Abraham, Spaulding, and Sugarloaf:
If you want to do a traverse of these three mountains without a LOT of backtracking, you have several options:
- Have friends and do a car drop
- Have no friends but have money for the $80 hiker shuttle service (price quoted to me August 2016)
- Camp (you still have to backtrack, but it’s spread out!)
- Have no friends and no money but have David, who hikes with you from Abraham to Spaulding, then turns around and backtracks while you go forward to Sugarloaf, then picks you up at the Sugarloaf parking lot
GUESS WHICH OPTION I CHOSE.
We decided to start at Abraham and hike northbound, mostly because I was concerned about finding David on Rapid Stream Rd at the end of a southbound hike. The 4000 footers site says that the bridges on Rapid Stream Rd approaching the Abraham trailhead have been washed out and one must do some road walking and river fording to reach the trailhead. I am happy to report that as of September 2016, the bridges are repaired and one can drive to and park directly at the trailhead. The road is rocky but manageable, same as Caribou Valley Rd.
The Mt. Abraham trailhead has a sign and everything, so off we went. Using some complicated mathematical formulae, I calculated that on this hike, one must go up, then down, then up, then down, then up, then down. You might observe that this is less up and down than the Crockers hike, but what you might NOT know is that in order to go up both Spaulding and Sugarloaf, there is about 1000 feet of gain for EACH! This is after the ~3000 feet of gain to get up Abraham. THAT’S CRAZY! We guestimated that each of our hikes probably had about ~5000 feet of gain. PHEW!
The traverse was very straight-forward until I got to the top of Sugarloaf and had to decide which way to go down. I meandered down the more gently-sloping ski trails to the left, but many of the ski trails had not been mowed and there were some very impressively tall grasses and bushes growing in there.
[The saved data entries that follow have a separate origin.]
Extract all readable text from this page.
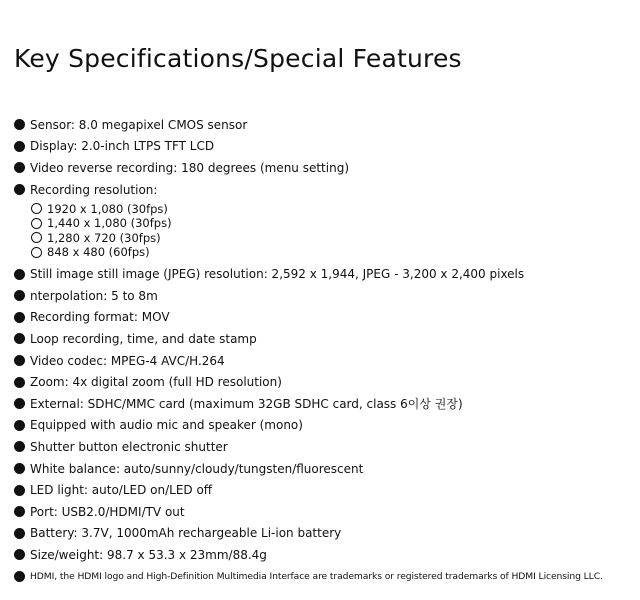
Key Specifications/Special Features
Sensor: 8.0 megapixel CMOS sensor
Display: 2.0-inch LTPS TFT LCD
Video reverse recording: 180 degrees (menu setting)
Recording resolution:
1920 x 1,080 (30fps)
1,440 x 1,080 (30fps)
1,280 x 720 (30fps)
848 x 480 (60fps)
Still image still image (JPEG) resolution: 2,592 x 1,944, JPEG - 3,200 x 2,400 pixels
nterpolation: 5 to 8m
Recording format: MOV
Loop recording, time, and date stamp
Video codec: MPEG-4 AVC/H.264
Zoom: 4x digital zoom (full HD resolution)
External: SDHC/MMC card (maximum 32GB SDHC card, class 6이상 권장)
Equipped with audio mic and speaker (mono)
Shutter button electronic shutter
White balance: auto/sunny/cloudy/tungsten/fluorescent
LED light: auto/LED on/LED off
Port: USB2.0/HDMI/TV out
Battery: 3.7V, 1000mAh rechargeable Li-ion battery
Size/weight: 98.7 x 53.3 x 23mm/88.4g
HDMI, the HDMI logo and High-Definition Multimedia Interface are trademarks or registered trademarks of HDMI Licensing LLC.
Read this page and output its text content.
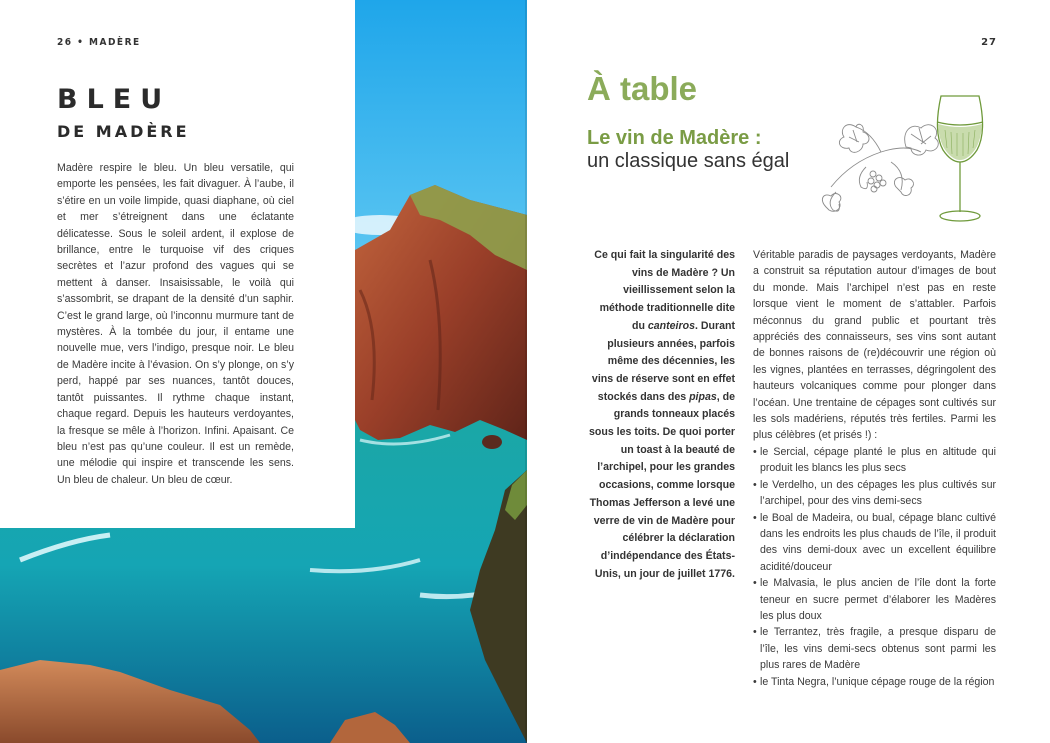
26 • MADÈRE
BLEU
DE MADÈRE

Madère respire le bleu. Un bleu versatile, qui emporte les pensées, les fait divaguer. À l’aube, il s’étire en un voile limpide, quasi diaphane, où ciel et mer s’étreignent dans une éclatante délicatesse. Sous le soleil ardent, il explose de brillance, entre le turquoise vif des criques secrètes et l’azur profond des vagues qui se mettent à danser. Insaisissable, le voilà qui s’assombrit, se drapant de la densité d’un saphir. C’est le grand large, où l’inconnu murmure tant de mystères. À la tombée du jour, il entame une nouvelle mue, vers l’indigo, presque noir. Le bleu de Madère incite à l’évasion. On s’y plonge, on s’y perd, happé par ses nuances, tantôt douces, tantôt puissantes. Il rythme chaque instant, chaque regard. Depuis les hauteurs verdoyantes, la fresque se mêle à l’horizon. Infini. Apaisant. Ce bleu n’est pas qu’une couleur. Il est un remède, une mélodie qui inspire et transcende les sens. Un bleu de chaleur. Un bleu de cœur.

27
À table
Le vin de Madère :
un classique sans égal
Ce qui fait la singularité des vins de Madère ? Un vieillissement selon la méthode traditionnelle dite du canteiros. Durant plusieurs années, parfois même des décennies, les vins de réserve sont en effet stockés dans des pipas, de grands tonneaux placés sous les toits. De quoi porter un toast à la beauté de l’archipel, pour les grandes occasions, comme lorsque Thomas Jefferson a levé une verre de vin de Madère pour célébrer la déclaration d’indépendance des États-Unis, un jour de juillet 1776.

Véritable paradis de paysages verdoyants, Madère a construit sa réputation autour d’images de bout du monde. Mais l’archipel n’est pas en reste lorsque vient le moment de s’attabler. Parfois méconnus du grand public et pourtant très appréciés des connaisseurs, ses vins sont autant de bonnes raisons de (re)découvrir une région où les vignes, plantées en terrasses, dégringolent des hauteurs volcaniques comme pour plonger dans l’océan. Une trentaine de cépages sont cultivés sur les sols madériens, réputés très fertiles. Parmi les plus célèbres (et prisés !) :

• le Sercial, cépage planté le plus en altitude qui produit les blancs les plus secs
• le Verdelho, un des cépages les plus cultivés sur l’archipel, pour des vins demi-secs
• le Boal de Madeira, ou bual, cépage blanc cultivé dans les endroits les plus chauds de l’île, il produit des vins demi-doux avec un excellent équilibre acidité/douceur
• le Malvasia, le plus ancien de l’île dont la forte teneur en sucre permet d’élaborer les Madères les plus doux
• le Terrantez, très fragile, a presque disparu de l’île, les vins demi-secs obtenus sont parmi les plus rares de Madère
• le Tinta Negra, l’unique cépage rouge de la région
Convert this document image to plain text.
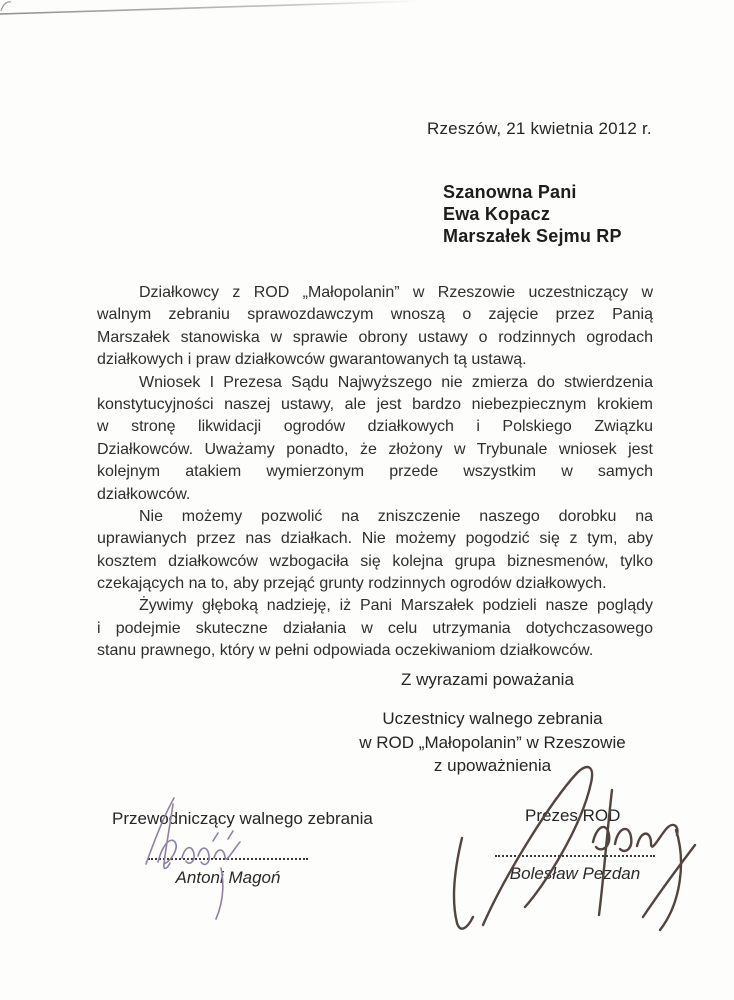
Rzeszów, 21 kwietnia 2012 r.
Szanowna Pani
Ewa Kopacz
Marszałek Sejmu RP
Działkowcy z ROD „Małopolanin” w Rzeszowie uczestniczący w
walnym zebraniu sprawozdawczym wnoszą o zajęcie przez Panią
Marszałek stanowiska w sprawie obrony ustawy o rodzinnych ogrodach
działkowych i praw działkowców gwarantowanych tą ustawą.
Wniosek I Prezesa Sądu Najwyższego nie zmierza do stwierdzenia
konstytucyjności naszej ustawy, ale jest bardzo niebezpiecznym krokiem
w stronę likwidacji ogrodów działkowych i Polskiego Związku
Działkowców. Uważamy ponadto, że złożony w Trybunale wniosek jest
kolejnym atakiem wymierzonym przede wszystkim w samych
działkowców.
Nie możemy pozwolić na zniszczenie naszego dorobku na
uprawianych przez nas działkach. Nie możemy pogodzić się z tym, aby
kosztem działkowców wzbogaciła się kolejna grupa biznesmenów, tylko
czekających na to, aby przejąć grunty rodzinnych ogrodów działkowych.
Żywimy głęboką nadzieję, iż Pani Marszałek podzieli nasze poglądy
i podejmie skuteczne działania w celu utrzymania dotychczasowego
stanu prawnego, który w pełni odpowiada oczekiwaniom działkowców.
Z wyrazami poważania
Uczestnicy walnego zebrania
w ROD „Małopolanin” w Rzeszowie
z upoważnienia
Przewodniczący walnego zebrania
Antoni Magoń
Prezes ROD
Bolesław Pezdan
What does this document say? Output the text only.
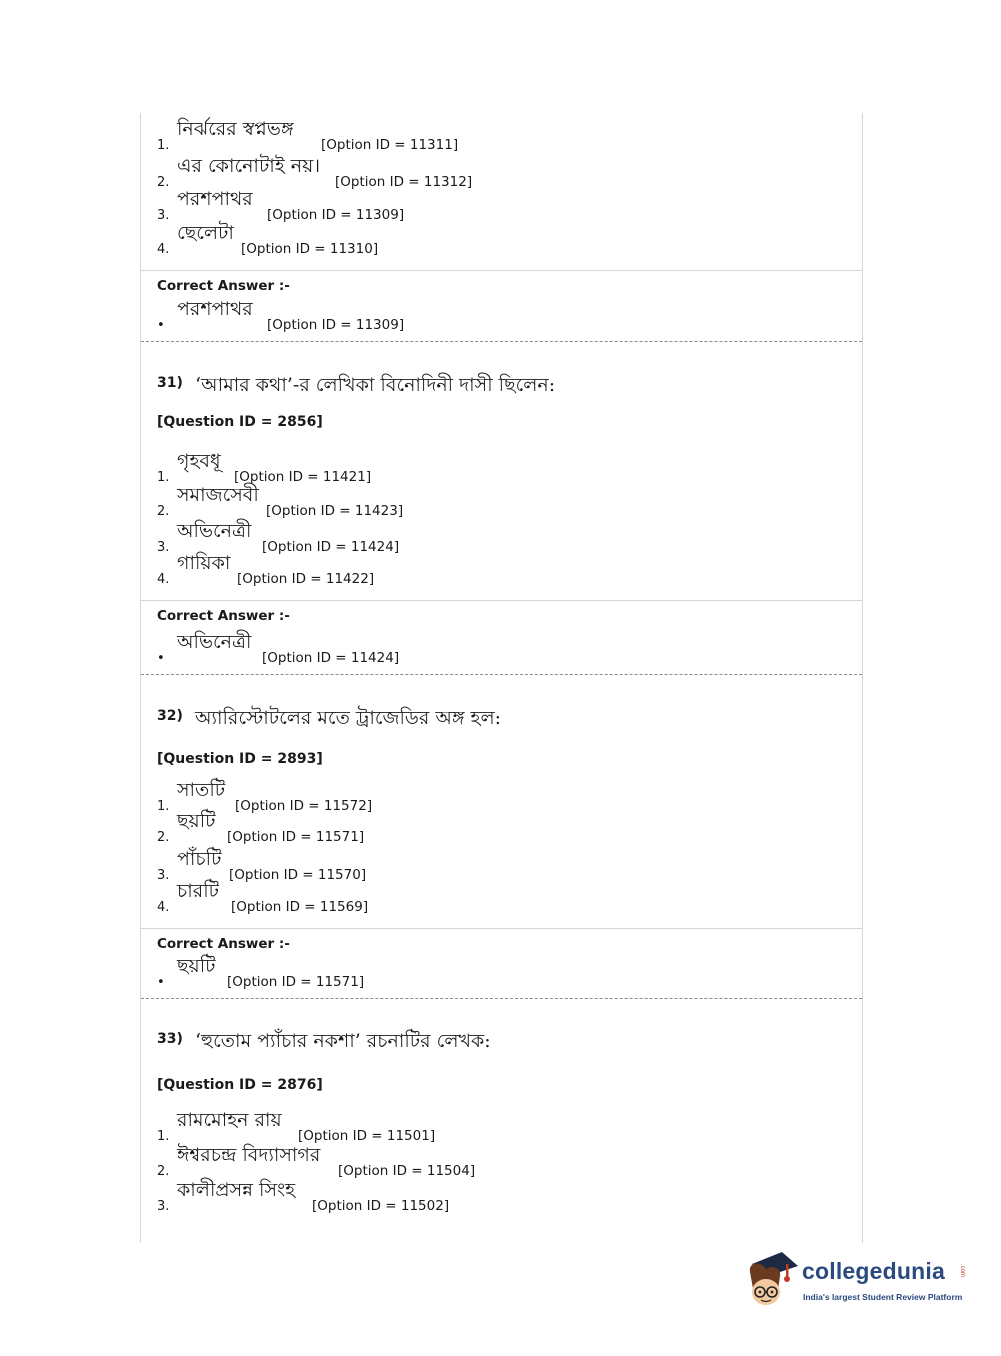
1.
নির্ঝরের স্বপ্নভঙ্গ
[Option ID = 11311]
2.
এর কোনোটাই নয়।
[Option ID = 11312]
3.
পরশপাথর
[Option ID = 11309]
4.
ছেলেটা
[Option ID = 11310]
Correct Answer :-
•
পরশপাথর
[Option ID = 11309]
31) ‘আমার কথা’-র লেখিকা বিনোদিনী দাসী ছিলেন:
[Question ID = 2856]
1.
গৃহবধূ
[Option ID = 11421]
2.
সমাজসেবী
[Option ID = 11423]
3.
অভিনেত্রী
[Option ID = 11424]
4.
গায়িকা
[Option ID = 11422]
Correct Answer :-
•
অভিনেত্রী
[Option ID = 11424]
32) অ্যারিস্টোটলের মতে ট্রাজেডির অঙ্গ হল:
[Question ID = 2893]
1.
সাতটি
[Option ID = 11572]
2.
ছয়টি
[Option ID = 11571]
3.
পাঁচটি
[Option ID = 11570]
4.
চারটি
[Option ID = 11569]
Correct Answer :-
•
ছয়টি
[Option ID = 11571]
33) ‘হুতোম প্যাঁচার নকশা’ রচনাটির লেখক:
[Question ID = 2876]
1.
রামমোহন রায়
[Option ID = 11501]
2.
ঈশ্বরচন্দ্র বিদ্যাসাগর
[Option ID = 11504]
3.
কালীপ্রসন্ন সিংহ
[Option ID = 11502]
collegedunia .com
India's largest Student Review Platform
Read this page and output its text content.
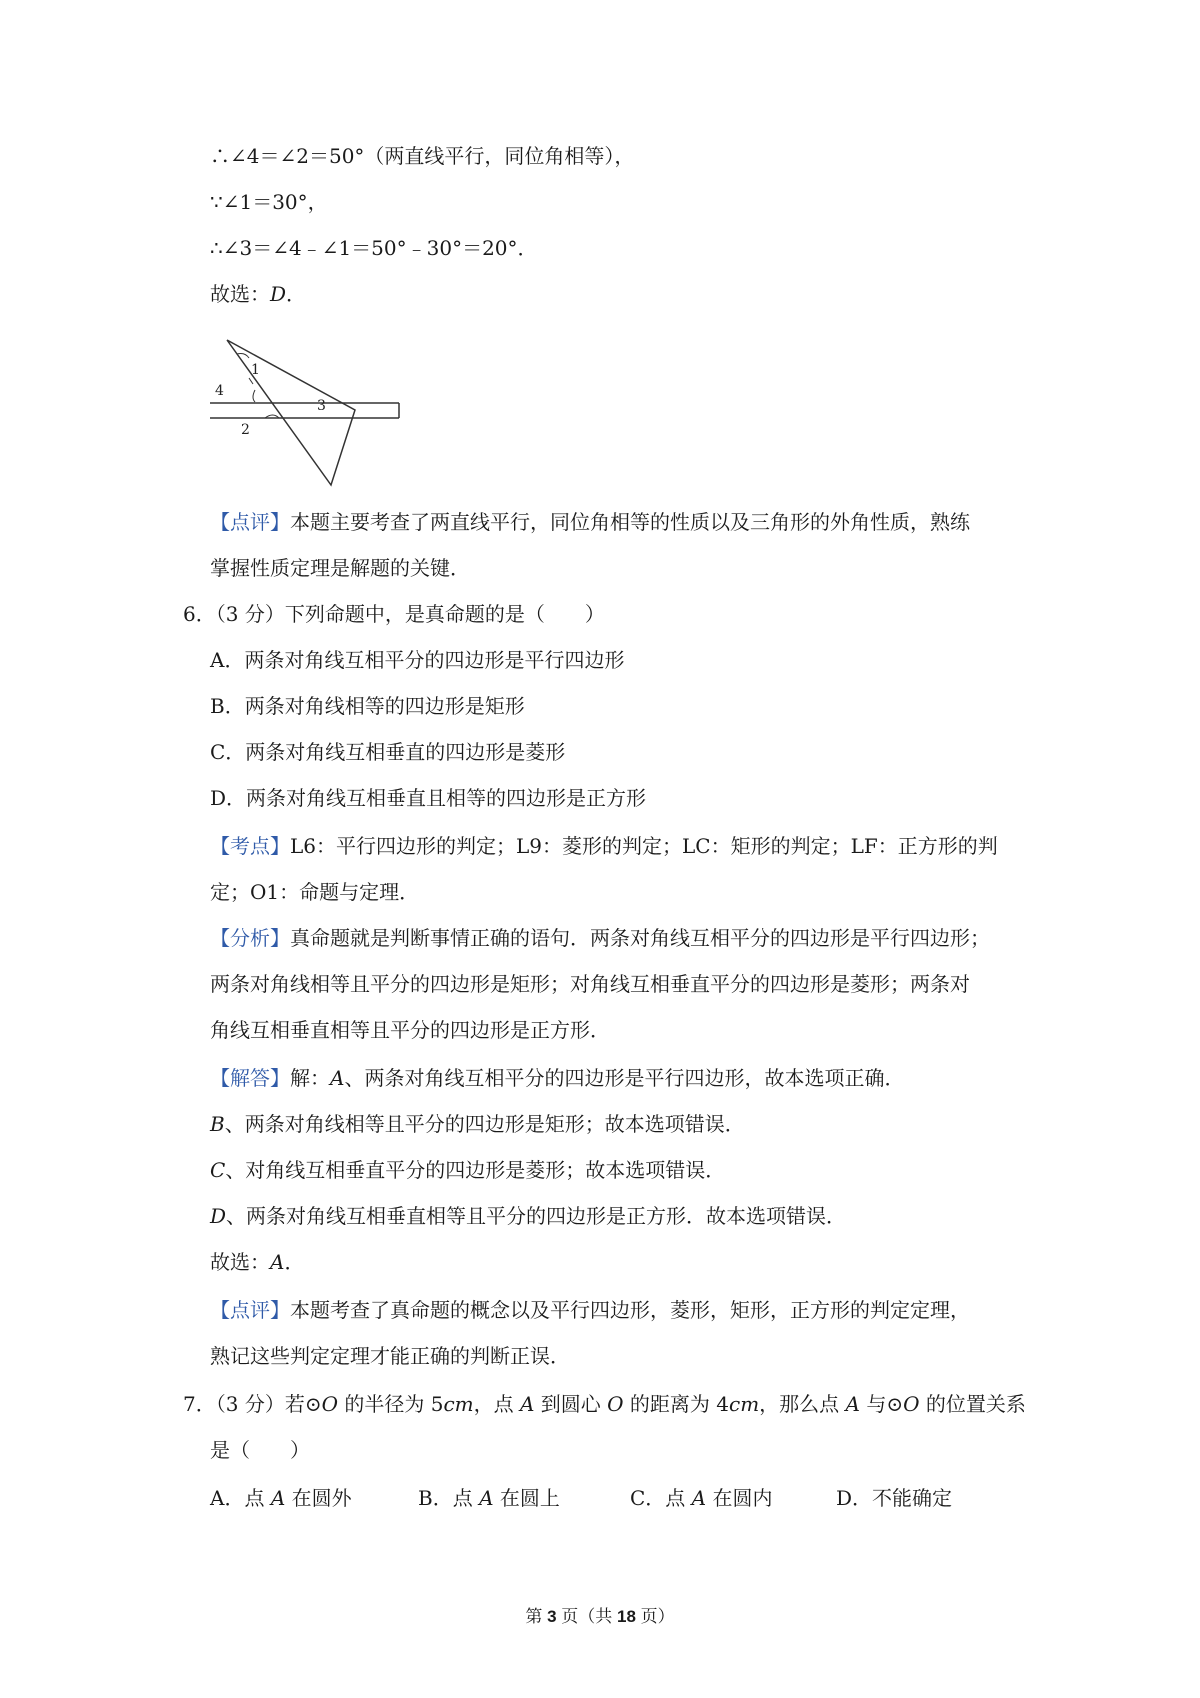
∴∠4＝∠2＝50°（两直线平行，同位角相等），
∵∠1＝30°，
∴∠3＝∠4﹣∠1＝50°﹣30°＝20°．
故选：D．
1
4
2
3
【点评】本题主要考查了两直线平行，同位角相等的性质以及三角形的外角性质，熟练
掌握性质定理是解题的关键．
6．（3 分）下列命题中，是真命题的是（　　）
A．两条对角线互相平分的四边形是平行四边形
B．两条对角线相等的四边形是矩形
C．两条对角线互相垂直的四边形是菱形
D．两条对角线互相垂直且相等的四边形是正方形
【考点】L6：平行四边形的判定；L9：菱形的判定；LC：矩形的判定；LF：正方形的判
定；O1：命题与定理．
【分析】真命题就是判断事情正确的语句．两条对角线互相平分的四边形是平行四边形；
两条对角线相等且平分的四边形是矩形；对角线互相垂直平分的四边形是菱形；两条对
角线互相垂直相等且平分的四边形是正方形．
【解答】解：A、两条对角线互相平分的四边形是平行四边形，故本选项正确．
B、两条对角线相等且平分的四边形是矩形；故本选项错误．
C、对角线互相垂直平分的四边形是菱形；故本选项错误．
D、两条对角线互相垂直相等且平分的四边形是正方形．故本选项错误．
故选：A．
【点评】本题考查了真命题的概念以及平行四边形，菱形，矩形，正方形的判定定理，
熟记这些判定定理才能正确的判断正误．
7．（3 分）若⊙O 的半径为 5cm，点 A 到圆心 O 的距离为 4cm，那么点 A 与⊙O 的位置关系
是（　　）
A．点 A 在圆外	B．点 A 在圆上	C．点 A 在圆内	D．不能确定
第 3 页（共 18 页）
My descent down Sugarloaf was the most bushwhacking performed on this trip, until I decided to stop being dumb and follow a gravel road instead of literally getting lost in the weeds 😛
After two days of up and down, my 30-going-on-80 joints had had quite enough and I needed several days of recovery until I could get out of a chair without looking like I was struggling 🙂
Tips and tricks:
- GPS tracks are your friend
- Hiking poles are your friend
- Anti-inflammatories are your friend
- The 4000 footers website is your friend
- If you do these hikes in early September you will see ALL THE THRU HIKERS because most of each hike is on the AT, and ’tis the season for NOBO thru hikers.
- The towns in the Carrabassett Valley area are very small and the grocery/supply stores close early. Make sure you stock up the day before, or go to the Pines Market north of Eustis, which was the only place we could find that was open after 5pm.
- From the selection available to me at the time, it appears that there are only a few budget accommodations (~$70/night) between Eustis and Kingfield, so book early, y’all! Or you could camp or whatever, if you’re into that.